Rafael Nadal beat David Nalbandian 6-2, 6-3 in the Brazil Open final on Sunday, winning his first title since returning from a seven-month layoff to treat his left knee.
Nadal thrust his arms into the air and pumped his fist after a long ball by Nalbandian made him the champion of the indoor clay-court tournament for the second time. The Spaniard also won the event in 2005.
"I'll definitely enjoy this one because of all the problems that I've gone through with the knee," he said. "When I won for the first time here I was just starting and hopefully this will mark a new beginning."
It was Nadal's 51st singles title, and first since winning the French Open for the seventh time last June.
Nadal struggled to find a rhythm in the beginning but was still able to break Nalbandian's serve twice to take the first set. He then rallied from 3-0 down in the second to win six straight games and close out the match in 1 hour, 18 minutes.
"When the knee is feeling better like today I feel like that I can do more of the things that I used to do my entire life," he said. "If the pain is bearable like it was today, then it's fine."
The 93rd-ranked Nalbandian made his first appearance in a final since he was disqualified for kicking an advertisement board and injuring a line judge at Queen's Club last June. The former world No. 3 hasn't won a tournament since he secured his 11th title in 2010 in Washington.
Nadal had complained of soreness in his knee after Friday's semifinal, which marked his second three-set match at the tournament.
He looked far from his best in the final, and didn't seem to be moving well. The knee visibly bothered him at times and he left many balls unchallenged throughout the match.
But with support from the crowd, which included former Brazil star striker Ronaldo and mixed martial arts champion Anderson Silva, Nadal took control of the match in the second set to secure the victory.
Nadal converted five of his eight break points against Nalbandian and was broken twice by the Argentine.

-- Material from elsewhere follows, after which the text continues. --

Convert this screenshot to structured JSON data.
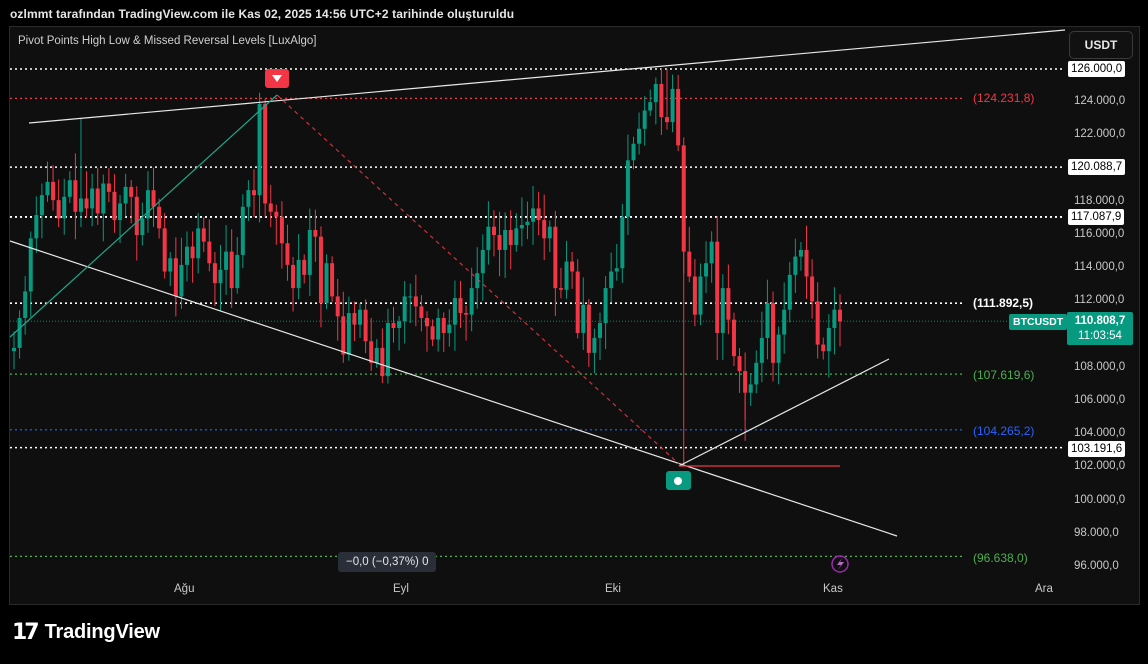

He took the lead for the first time with a break in the sixth game, then broke Nalbandian again in the final game to close out the set.
The Argentine came out strong in the second set and broke Nadal twice in a row, but the Spaniard quickly rebounded with two breaks and then cruised to the title in front of nearly 10,000 people packing the Ibirapuera arena.
"I didn't play my best match today, Rafa was much better," Nalbandian said. "I was ahead in the second set but I couldn't take advantage of it."
The 26-year-old Nadal, currently No. 5 in the world, is recovering from a torn and inflamed tendon in his knee. He returned to action at the VTR Open in Chile last week, losing the singles and doubles finals.
The final in Brazil was only his eighth singles match since returning. He withdrew from doubles in Sao Paulo after winning the first match with Nalbandian as his partner. Nadal said he wanted to rest his knee for the singles tournament.
The 11-time Grand Slam champion admitted the level of the competition in Brazil was not as high as in other tournaments but said it wasn't bad either, giving him the perfect opportunity to test his knee. The Spaniard will play another clay-court tournament in Mexico in two weeks.
"Right now I'm just thinking about celebrating this title, it means a lot to me," Nadal said. "I still need time, so I'm thinking day to day, week to week."
Nadal had won four of his six career matches against Nalbandian, the previous one a three-set victory in last year's Indian Wells quarterfinals. Nalbandian's last victory over Nadal was in 2007 in the final of a Master Series tournament in Paris.
The 31-year-old Argentine made his season debut in singles at the Brazil Open. He was out of action for several months last season because of an abdominal injury.
Bruno Soares of Brazil and Alexander Peya of Austria won the doubles title by beating Frantisek Cermak of the Czech Republic and Michal Mertinak of Slovakia 6-7 (5), 6-2, 10-7.